Oui, il s’agit des psaumes, des péricopes évangéliques. Beaucoup de mes œuvres continennent surtout des passages du canon de saint André de Crète qui se réfèrent aux saints qui sont tombés, mais qui se sont ensuite relevés : Jacob, Jérémie, Job, etc. Il faut se rappeler : “Tu as entendu, ô mon âme, que Job fut justifié sur le fumier, mais tu n’as pas imité son courage.” Le fil conducteur de l’exposition c’est le canon de saint André de Crète, dont certaines parties sont reproduites dans plusieurs images.  

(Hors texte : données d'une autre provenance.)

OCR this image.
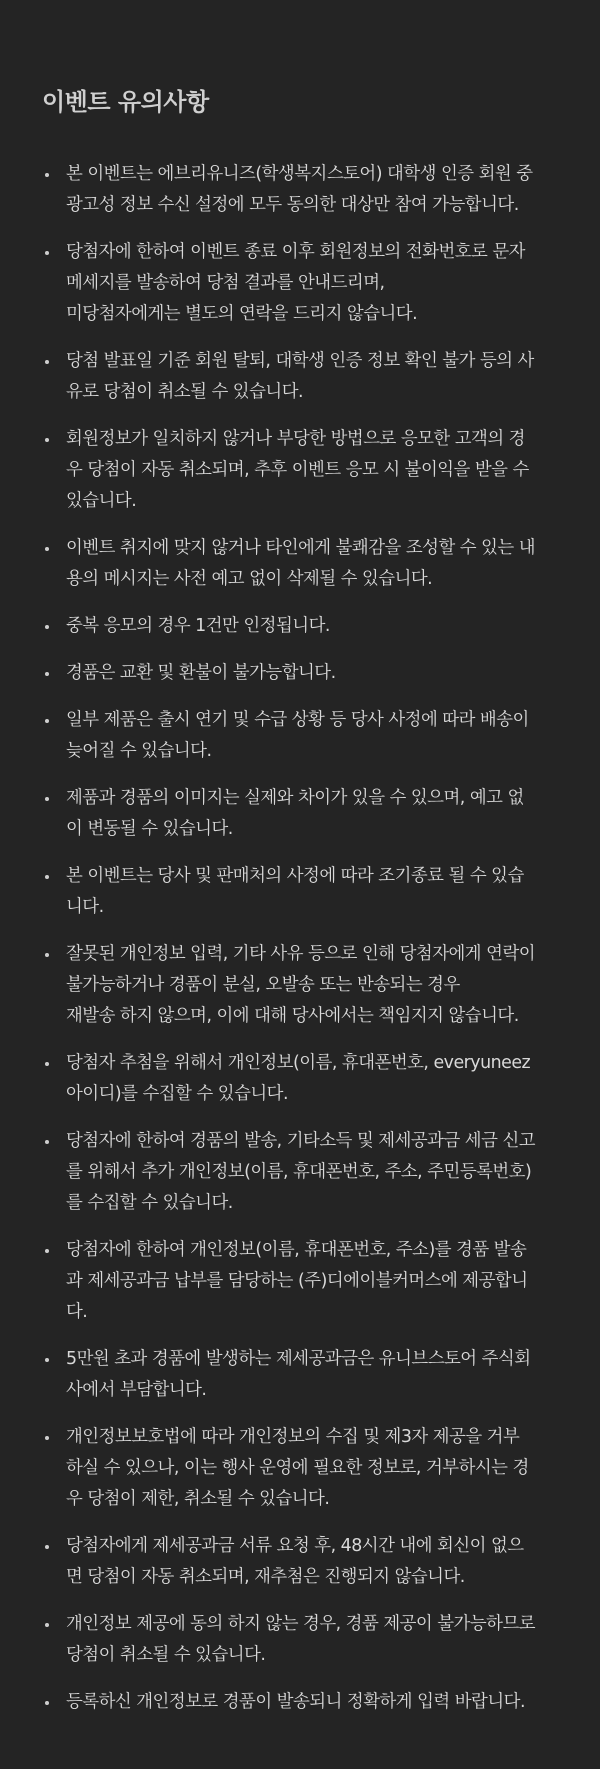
이벤트 유의사항
본 이벤트는 에브리유니즈(학생복지스토어) 대학생 인증 회원 중
광고성 정보 수신 설정에 모두 동의한 대상만 참여 가능합니다.
당첨자에 한하여 이벤트 종료 이후 회원정보의 전화번호로 문자
메세지를 발송하여 당첨 결과를 안내드리며,
미당첨자에게는 별도의 연락을 드리지 않습니다.
당첨 발표일 기준 회원 탈퇴, 대학생 인증 정보 확인 불가 등의 사
유로 당첨이 취소될 수 있습니다.
회원정보가 일치하지 않거나 부당한 방법으로 응모한 고객의 경
우 당첨이 자동 취소되며, 추후 이벤트 응모 시 불이익을 받을 수
있습니다.
이벤트 취지에 맞지 않거나 타인에게 불쾌감을 조성할 수 있는 내
용의 메시지는 사전 예고 없이 삭제될 수 있습니다.
중복 응모의 경우 1건만 인정됩니다.
경품은 교환 및 환불이 불가능합니다.
일부 제품은 출시 연기 및 수급 상황 등 당사 사정에 따라 배송이
늦어질 수 있습니다.
제품과 경품의 이미지는 실제와 차이가 있을 수 있으며, 예고 없
이 변동될 수 있습니다.
본 이벤트는 당사 및 판매처의 사정에 따라 조기종료 될 수 있습
니다.
잘못된 개인정보 입력, 기타 사유 등으로 인해 당첨자에게 연락이
불가능하거나 경품이 분실, 오발송 또는 반송되는 경우
재발송 하지 않으며, 이에 대해 당사에서는 책임지지 않습니다.
당첨자 추첨을 위해서 개인정보(이름, 휴대폰번호, everyuneez
아이디)를 수집할 수 있습니다.
당첨자에 한하여 경품의 발송, 기타소득 및 제세공과금 세금 신고
를 위해서 추가 개인정보(이름, 휴대폰번호, 주소, 주민등록번호)
를 수집할 수 있습니다.
당첨자에 한하여 개인정보(이름, 휴대폰번호, 주소)를 경품 발송
과 제세공과금 납부를 담당하는 (주)디에이블커머스에 제공합니
다.
5만원 초과 경품에 발생하는 제세공과금은 유니브스토어 주식회
사에서 부담합니다.
개인정보보호법에 따라 개인정보의 수집 및 제3자 제공을 거부
하실 수 있으나, 이는 행사 운영에 필요한 정보로, 거부하시는 경
우 당첨이 제한, 취소될 수 있습니다.
당첨자에게 제세공과금 서류 요청 후, 48시간 내에 회신이 없으
면 당첨이 자동 취소되며, 재추첨은 진행되지 않습니다.
개인정보 제공에 동의 하지 않는 경우, 경품 제공이 불가능하므로
당첨이 취소될 수 있습니다.
등록하신 개인정보로 경품이 발송되니 정확하게 입력 바랍니다.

Que pouvez-vous nous dire sur l’icône qui nous montre d’un côté Adam et Ève quittant le Paradis, et de l’autre côté le Fils prodigue dans les bras de son Père céleste? J’étais impressionnée par l’association que vous avez faite

Il s’agit de deux thèmes, deux dimanches du Triode : la première scène – la perte du Paradis, causée par notre désobéissance et notre manque de repentir – et la scène suivante, le Fils prodigue dans les bras du Sauveur, qui signifie le retour au Paradis par le repentir. Il y a aussi une allusion au vieil et nouvel Adam. Ce sont des concepts qui figurent dans les hymnes de l’Église, je ne les ai pas inventés et je n’ai pas forcé ces associations. Seulement auparavant, elles n’avaient pas de forme graphique.

Je trouve que les images décrivent très bien nos oscillations entre des périodes de chute et celles de relèvement.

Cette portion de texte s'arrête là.